A Generalized Multinodal Model for Plasma Particle and Energy Transport

TL;DR

This paper introduces a flexible multinodal model for simulating particle and energy transport in toroidal plasmas, supporting advanced reactor-scale and integrated plasma simulations with data-driven calibration capabilities.

Contribution

It develops a generalized multinodal framework allowing arbitrary node numbers, enhancing coupling with core-edge and core-pedestal models, and explicitly deriving transport times from geometry and diffusivities.

Findings

Supports flexible node configurations for plasma modeling

Derives explicit transport times based on geometry and diffusivities

Compatible with data-driven approaches like NeuralPlasmaODE

Abstract

We present a generalized multinodal model for simulating particle and energy transport in toroidal plasma configurations, developed to support burning plasma analysis and reactor-scale modeling. Unlike fixed-node models, this formulation allows an arbitrary number of nodes, offering increased flexibility for coupling with core-edge or core-pedestal simulations. The model derives nodal balance equations for each plasma species by volume-averaging the continuity and energy conservation equations across toroidal shell nodes. Particle and energy transport terms are expressed in terms of internodal fluxes, linked to radial gradients via linear diffusion laws for particle density and temperature, respectively.

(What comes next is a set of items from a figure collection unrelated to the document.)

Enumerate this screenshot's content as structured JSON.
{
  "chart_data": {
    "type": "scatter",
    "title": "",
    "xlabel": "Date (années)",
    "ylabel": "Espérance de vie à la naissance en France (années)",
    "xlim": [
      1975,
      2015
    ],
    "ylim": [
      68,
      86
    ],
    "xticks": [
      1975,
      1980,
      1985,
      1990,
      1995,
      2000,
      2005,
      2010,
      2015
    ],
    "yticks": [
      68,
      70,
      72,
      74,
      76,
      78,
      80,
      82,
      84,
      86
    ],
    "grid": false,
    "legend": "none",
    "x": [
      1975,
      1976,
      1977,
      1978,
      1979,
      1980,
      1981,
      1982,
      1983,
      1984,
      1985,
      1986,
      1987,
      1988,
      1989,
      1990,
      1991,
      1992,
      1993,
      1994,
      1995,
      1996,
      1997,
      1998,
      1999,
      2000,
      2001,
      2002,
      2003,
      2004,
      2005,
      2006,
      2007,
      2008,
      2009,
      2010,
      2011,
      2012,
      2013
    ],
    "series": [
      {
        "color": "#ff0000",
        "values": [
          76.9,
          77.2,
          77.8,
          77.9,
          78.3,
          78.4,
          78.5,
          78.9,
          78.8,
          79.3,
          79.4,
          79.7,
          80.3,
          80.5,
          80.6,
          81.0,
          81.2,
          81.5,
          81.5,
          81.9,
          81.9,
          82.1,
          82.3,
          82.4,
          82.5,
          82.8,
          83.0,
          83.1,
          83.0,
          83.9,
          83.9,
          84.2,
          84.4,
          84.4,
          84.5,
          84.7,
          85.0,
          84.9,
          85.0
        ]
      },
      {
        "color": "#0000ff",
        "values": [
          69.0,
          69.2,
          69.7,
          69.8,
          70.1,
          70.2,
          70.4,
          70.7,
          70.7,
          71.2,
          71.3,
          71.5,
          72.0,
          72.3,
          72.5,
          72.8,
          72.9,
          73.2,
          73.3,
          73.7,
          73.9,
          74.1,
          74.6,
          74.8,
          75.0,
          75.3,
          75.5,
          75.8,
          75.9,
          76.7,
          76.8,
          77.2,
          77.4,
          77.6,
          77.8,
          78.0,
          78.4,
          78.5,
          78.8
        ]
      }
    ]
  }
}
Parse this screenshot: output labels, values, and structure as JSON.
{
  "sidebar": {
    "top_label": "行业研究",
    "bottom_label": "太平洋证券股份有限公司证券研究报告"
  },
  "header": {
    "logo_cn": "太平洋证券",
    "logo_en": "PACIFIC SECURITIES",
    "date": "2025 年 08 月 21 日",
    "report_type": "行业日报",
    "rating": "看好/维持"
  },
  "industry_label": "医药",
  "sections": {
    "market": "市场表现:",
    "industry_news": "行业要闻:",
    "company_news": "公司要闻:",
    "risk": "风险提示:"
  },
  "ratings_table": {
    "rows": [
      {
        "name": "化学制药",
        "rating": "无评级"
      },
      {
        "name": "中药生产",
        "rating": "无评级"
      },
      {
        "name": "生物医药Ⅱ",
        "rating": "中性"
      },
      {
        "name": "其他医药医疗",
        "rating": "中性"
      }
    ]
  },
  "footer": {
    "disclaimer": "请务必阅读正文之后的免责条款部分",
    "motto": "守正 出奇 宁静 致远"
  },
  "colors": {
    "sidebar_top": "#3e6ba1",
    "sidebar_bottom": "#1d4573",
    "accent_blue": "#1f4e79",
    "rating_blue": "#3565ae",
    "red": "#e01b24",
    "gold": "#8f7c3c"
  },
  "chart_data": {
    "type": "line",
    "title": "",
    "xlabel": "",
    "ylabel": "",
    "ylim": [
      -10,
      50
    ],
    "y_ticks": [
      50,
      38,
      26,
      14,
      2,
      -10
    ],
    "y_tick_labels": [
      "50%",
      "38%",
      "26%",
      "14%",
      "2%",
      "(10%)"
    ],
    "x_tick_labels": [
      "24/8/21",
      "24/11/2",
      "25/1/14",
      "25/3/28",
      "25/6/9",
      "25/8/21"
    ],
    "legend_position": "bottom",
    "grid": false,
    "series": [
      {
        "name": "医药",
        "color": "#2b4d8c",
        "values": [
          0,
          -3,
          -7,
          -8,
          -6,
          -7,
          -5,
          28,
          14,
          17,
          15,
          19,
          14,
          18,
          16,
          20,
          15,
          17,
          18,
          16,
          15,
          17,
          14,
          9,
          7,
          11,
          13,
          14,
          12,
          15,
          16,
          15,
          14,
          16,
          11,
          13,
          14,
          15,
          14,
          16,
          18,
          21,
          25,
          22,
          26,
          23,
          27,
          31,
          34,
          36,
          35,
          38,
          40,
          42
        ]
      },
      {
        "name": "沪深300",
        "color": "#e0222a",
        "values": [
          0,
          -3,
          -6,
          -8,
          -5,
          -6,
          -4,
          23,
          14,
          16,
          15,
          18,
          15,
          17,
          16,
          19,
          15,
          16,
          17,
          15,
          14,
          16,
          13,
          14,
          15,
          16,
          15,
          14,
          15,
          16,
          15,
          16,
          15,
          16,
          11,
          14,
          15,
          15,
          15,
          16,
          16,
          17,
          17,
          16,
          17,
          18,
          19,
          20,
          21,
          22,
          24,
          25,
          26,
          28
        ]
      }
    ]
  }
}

The resulting transport contributions are characterized through effective particle and energy transport times, derived explicitly in terms of nodal geometry and diffusivities. This generalized framework facilitates efficient, modular implementation of radial transport dynamics in reduced-order or integrated plasma simulations, and is compatible with data-driven approaches such as NeuralPlasmaODE for model calibration and inference from experimental data.